The CoachAccountable Blog

Master CoachAccountable and become the best dang coach you can be. Also, news.

Archive for Security

CoachAccountable and Single Sign On

As we continue to refine and button up elements of CoachAccountable in service of our enterprise customers, we’re now getting inquiries about our SSO capabilities.  Namely: does CoachAccountable support Single Sign On?

The answer is no, not today.

SSO is understandably desirable among IT teams because it allows them to efficiently and powerfully manage the ins and outs of security provisioning for all of their company employees across a multitude of services.  The convenience for employees to simply sign in once and get access to whatever company accounts they need in order to do their job is undeniable.

Here’s why we don’t support it, including what we have in place to close the gap.

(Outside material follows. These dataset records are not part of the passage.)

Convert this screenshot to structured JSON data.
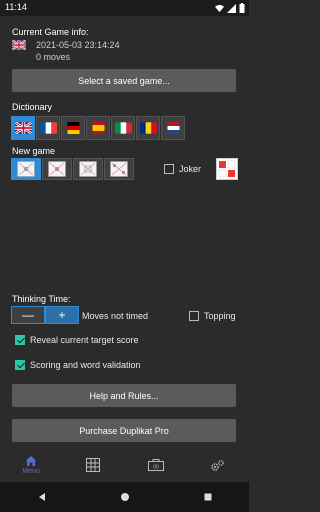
{
  "status": {
    "time": "11:14"
  },
  "game_info": {
    "title": "Current Game info:",
    "date": "2021-05-03 23:14:24",
    "moves": "0 moves"
  },
  "select_game_label": "Select a saved game...",
  "dictionary": {
    "title": "Dictionary",
    "flags": [
      {
        "name": "uk",
        "selected": true
      },
      {
        "name": "france",
        "selected": false
      },
      {
        "name": "germany",
        "selected": false
      },
      {
        "name": "spain",
        "selected": false
      },
      {
        "name": "italy",
        "selected": false
      },
      {
        "name": "romania",
        "selected": false
      },
      {
        "name": "netherlands",
        "selected": false
      }
    ]
  },
  "new_game": {
    "title": "New game",
    "joker_label": "Joker"
  },
  "thinking": {
    "title": "Thinking Time:",
    "minus": "—",
    "plus": "+",
    "value": "Moves not timed",
    "topping_label": "Topping"
  },
  "options": {
    "reveal_label": "Reveal current target score",
    "scoring_label": "Scoring and word validation"
  },
  "help_label": "Help and Rules...",
  "purchase_label": "Purchase Duplikat Pro",
  "nav": {
    "menu_label": "Menu"
  },
  "colors": {
    "accent": "#2e8bd6",
    "check": "#2ec4a6",
    "nav_active": "#5b6bd6"
  }
}
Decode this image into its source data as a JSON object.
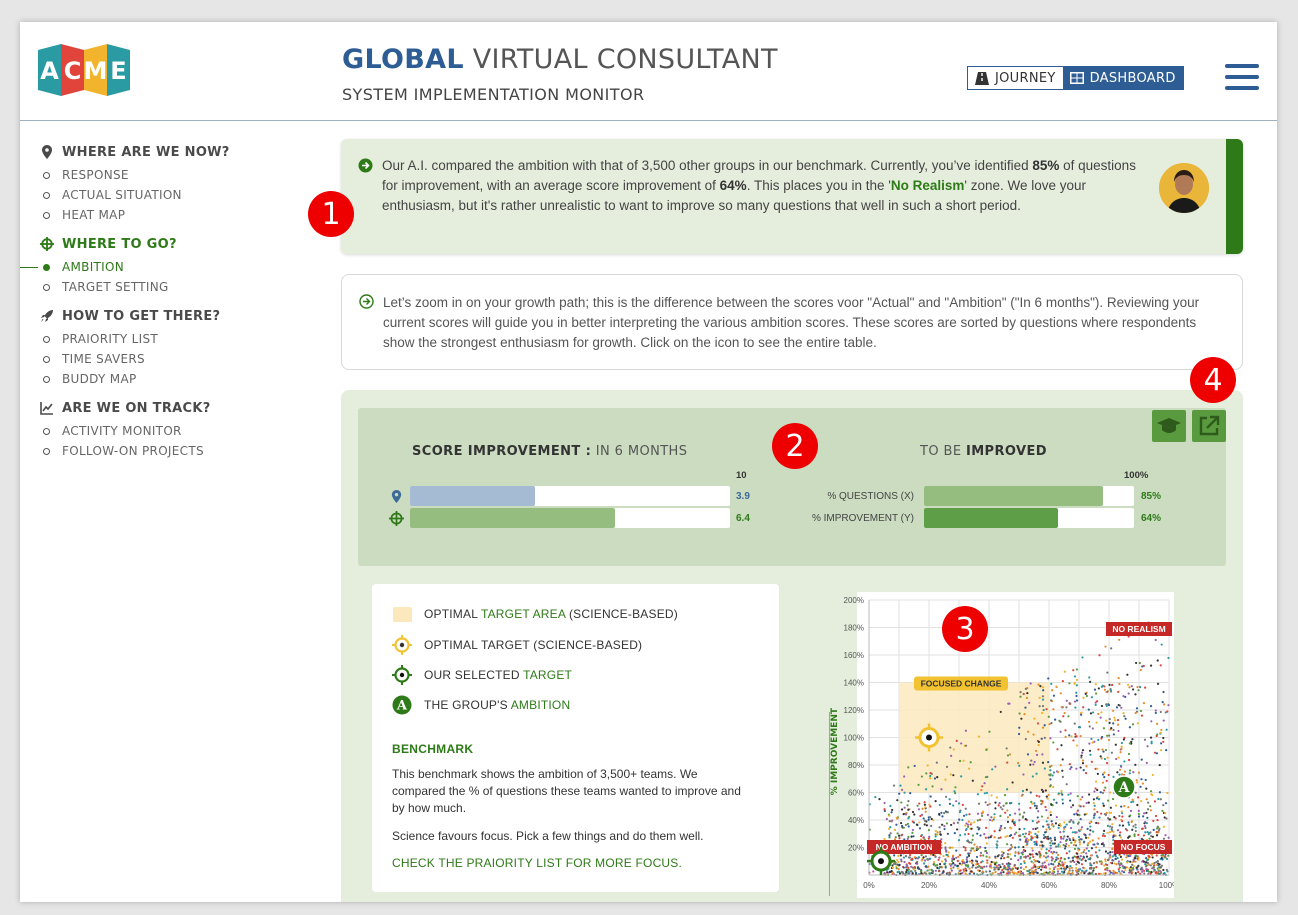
{
  "header": {
    "logo_letters": [
      "A",
      "C",
      "M",
      "E"
    ],
    "title_bold": "GLOBAL",
    "title_rest": " VIRTUAL CONSULTANT",
    "subtitle": "SYSTEM IMPLEMENTATION MONITOR",
    "toggle_journey": "JOURNEY",
    "toggle_dashboard": "DASHBOARD"
  },
  "sidebar": {
    "sections": [
      {
        "title": "WHERE ARE WE NOW?",
        "icon": "map-pin-icon",
        "items": [
          "RESPONSE",
          "ACTUAL SITUATION",
          "HEAT MAP"
        ]
      },
      {
        "title": "WHERE TO GO?",
        "icon": "crosshair-icon",
        "items": [
          "AMBITION",
          "TARGET SETTING"
        ]
      },
      {
        "title": "HOW TO GET THERE?",
        "icon": "rocket-icon",
        "items": [
          "PRAIORITY LIST",
          "TIME SAVERS",
          "BUDDY MAP"
        ]
      },
      {
        "title": "ARE WE ON TRACK?",
        "icon": "trend-chart-icon",
        "items": [
          "ACTIVITY MONITOR",
          "FOLLOW-ON PROJECTS"
        ]
      }
    ],
    "active_item": "AMBITION"
  },
  "info1": {
    "t1": "Our A.I. compared the ambition with that of 3,500 other groups in our benchmark. Currently, you’ve identified ",
    "b1": "85%",
    "t2": " of questions for improvement, with an average score improvement of ",
    "b2": "64%",
    "t3": ". This places you in the '",
    "g1": "No Realism",
    "t4": "' zone. We love your enthusiasm, but it's rather unrealistic to want to improve so many questions that well in such a short period."
  },
  "info2": {
    "text": "Let’s zoom in on your growth path; this is the difference between the scores voor \"Actual\" and \"Ambition\" (\"In 6 months\"). Reviewing your current scores will guide you in better interpreting the various ambition scores. These scores are sorted by questions where respondents show the strongest enthusiasm for growth. Click on the icon to see the entire table."
  },
  "markers": [
    "1",
    "2",
    "3",
    "4"
  ],
  "score": {
    "title_bold": "SCORE IMPROVEMENT :",
    "title_rest": " IN 6 MONTHS",
    "max_label": "10",
    "max": 10,
    "actual": 3.9,
    "actual_label": "3.9",
    "ambition": 6.4,
    "ambition_label": "6.4",
    "actual_color": "#a4bbd3",
    "ambition_color": "#94bd7f"
  },
  "improve": {
    "title_rest": "TO BE ",
    "title_bold": "IMPROVED",
    "max_label": "100%",
    "questions_label": "% QUESTIONS (X)",
    "questions_pct": 85,
    "questions_value": "85%",
    "improvement_label": "% IMPROVEMENT (Y)",
    "improvement_pct": 64,
    "improvement_value": "64%",
    "questions_color": "#94bd7f",
    "improvement_color": "#5e9e46"
  },
  "legend": {
    "row1_a": "OPTIMAL ",
    "row1_g": "TARGET AREA",
    "row1_b": " (SCIENCE-BASED)",
    "row2": "OPTIMAL TARGET (SCIENCE-BASED)",
    "row3_a": "OUR SELECTED ",
    "row3_g": "TARGET",
    "row4_a": "THE GROUP'S ",
    "row4_g": "AMBITION",
    "ambition_badge": "A",
    "bench_heading": "BENCHMARK",
    "bench_p1": "This benchmark shows the ambition of 3,500+ teams. We compared the % of questions these teams wanted to improve and by how much.",
    "bench_p2": "Science favours focus. Pick a few things and do them well.",
    "bench_link": "CHECK THE PRAIORITY LIST FOR MORE FOCUS."
  },
  "chart_data": {
    "type": "scatter",
    "ylabel": "% IMPROVEMENT",
    "xlabel": "",
    "x_ticks": [
      "0%",
      "20%",
      "40%",
      "60%",
      "80%",
      "100%"
    ],
    "y_ticks": [
      "20%",
      "40%",
      "60%",
      "80%",
      "100%",
      "120%",
      "140%",
      "160%",
      "180%",
      "200%"
    ],
    "xlim": [
      0,
      100
    ],
    "ylim": [
      0,
      200
    ],
    "zones": [
      "NO REALISM",
      "FOCUSED CHANGE",
      "NO AMBITION",
      "NO FOCUS"
    ],
    "optimal_target_area": {
      "x": [
        10,
        60
      ],
      "y": [
        60,
        140
      ]
    },
    "optimal_target": {
      "x": 20,
      "y": 100
    },
    "selected_target": {
      "x": 2,
      "y": 5
    },
    "group_ambition": {
      "x": 85,
      "y": 64,
      "badge": "A"
    },
    "benchmark_points": 3500,
    "colors": {
      "target_area": "#fbe9bd",
      "optimal": "#f3c230",
      "selected": "#2e7a18",
      "zone_label": "#c62828"
    }
  }
}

On Administrative Convenience

Access in CoachAccountable is highly nuanced with fine-grain user access controls, and that’s even before factoring in coach-client pairing, the mechanism by which to grant a given coach access only to those clients they are working with (or ought to have read-only access).  An SSO scheme of user provisioning isn’t going to give you that sort of control over a landscape that fluctuates as client engagements begin and end.  (Ostensibly perhaps it could using SAML, but that would amount to a lot of work just to reinvent in-app functionality.)

And if members of your team come and go at such a scale in your organization that you require automation around that sort of provisioning, permissions granting, and pairing?  Good news: the openly documented CoachAccountable API allows you to do so for whichever parts you need.


On User Convenience

“We want our coaches to be able to seamlessly jump from our systems to CoachAccountable.”

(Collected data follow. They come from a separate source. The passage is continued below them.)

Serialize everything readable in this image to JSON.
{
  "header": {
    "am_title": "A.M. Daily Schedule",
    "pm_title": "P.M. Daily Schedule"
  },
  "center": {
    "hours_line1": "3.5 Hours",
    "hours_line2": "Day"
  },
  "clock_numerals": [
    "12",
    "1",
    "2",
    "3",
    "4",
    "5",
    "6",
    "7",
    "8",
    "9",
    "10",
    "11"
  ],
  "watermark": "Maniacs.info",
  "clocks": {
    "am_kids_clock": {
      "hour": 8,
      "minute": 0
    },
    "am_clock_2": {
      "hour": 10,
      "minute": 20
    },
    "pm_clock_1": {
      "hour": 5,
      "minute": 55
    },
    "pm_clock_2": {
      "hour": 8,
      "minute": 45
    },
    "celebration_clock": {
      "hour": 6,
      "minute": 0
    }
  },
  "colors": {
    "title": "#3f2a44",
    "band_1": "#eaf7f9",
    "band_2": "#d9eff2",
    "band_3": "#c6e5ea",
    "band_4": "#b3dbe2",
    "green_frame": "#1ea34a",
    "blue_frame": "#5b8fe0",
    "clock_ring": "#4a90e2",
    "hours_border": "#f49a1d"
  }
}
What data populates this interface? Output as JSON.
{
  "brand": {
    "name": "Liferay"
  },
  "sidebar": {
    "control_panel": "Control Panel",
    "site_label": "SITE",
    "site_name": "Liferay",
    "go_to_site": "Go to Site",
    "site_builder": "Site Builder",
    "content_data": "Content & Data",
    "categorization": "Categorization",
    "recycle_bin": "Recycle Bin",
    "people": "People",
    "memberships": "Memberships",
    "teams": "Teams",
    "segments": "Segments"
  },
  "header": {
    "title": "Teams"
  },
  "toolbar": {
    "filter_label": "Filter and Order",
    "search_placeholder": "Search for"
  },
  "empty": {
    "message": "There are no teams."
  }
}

Indeed, no one wants to futz with another login when you’re trying to get your work done.  To support this, what we recommend is for companies to put a link to the CoachAccountable app itself right within their company intranet/app/website/whatever, a big shiny button that says “Jump to CoachAccountable”.

Such a link, coupled with CA’s ability to “Keep me logged in” on a given device that has been legitimately authenticated on, makes the transition seamless.

If someone happens to not be logged in, they’ll be bounced to the login screen, and a login helper is there if they forgot their password (no one needs to nag you or your IT team for a reset).

This idea also works beautifully for home screen app shortcuts that your users can easily install on their devices.  It’s just a shortcut: nothing to find, install, download, upgrade, or trust from any app store.  It’s also branded as your company, with your own name and app icon, and not as CoachAccountable.

All of this balances security with convenience pretty much on par with SSO.  Perhaps “keep me logged in” seems fraught for your tastes, but if you can’t trust your employees to keep their devices secured, you’ve already lost the security game and SSO won’t save you.


What about for coaching clients?

We were once told by a prospective enterprise customer that SSO was required, not necessarily so much for their own company, but for the client companies they work for, that THEY demand it for THEIR users.

The problem with that is it conflates the notion of who owns the account.  If Company A uses an Identity Provider (IdP) to manage authentication for their employees, they can do so for access into accounts that Company A owns: Company A’s SalesForce account, Company A’s email domain, Company A’s enterprise license of Office 365.

But when you coach clients in CoachAccountable, they are a guest in your account.  It’s your account: you add them when they’re working with you, and delete or deactivate them when they’re not.   You can’t let some other company’s IdP provision their own people into your CoachAccountable account, nor would you want to.  That’s like letting a customer have the key to your apartment with the understanding that they can let in whomever they like, and, worse yet, it’s not your place to kick them out if you want to kick them out.  If you go with a platform that promises SSO, because they promise SSO, you’ll discover this quickly.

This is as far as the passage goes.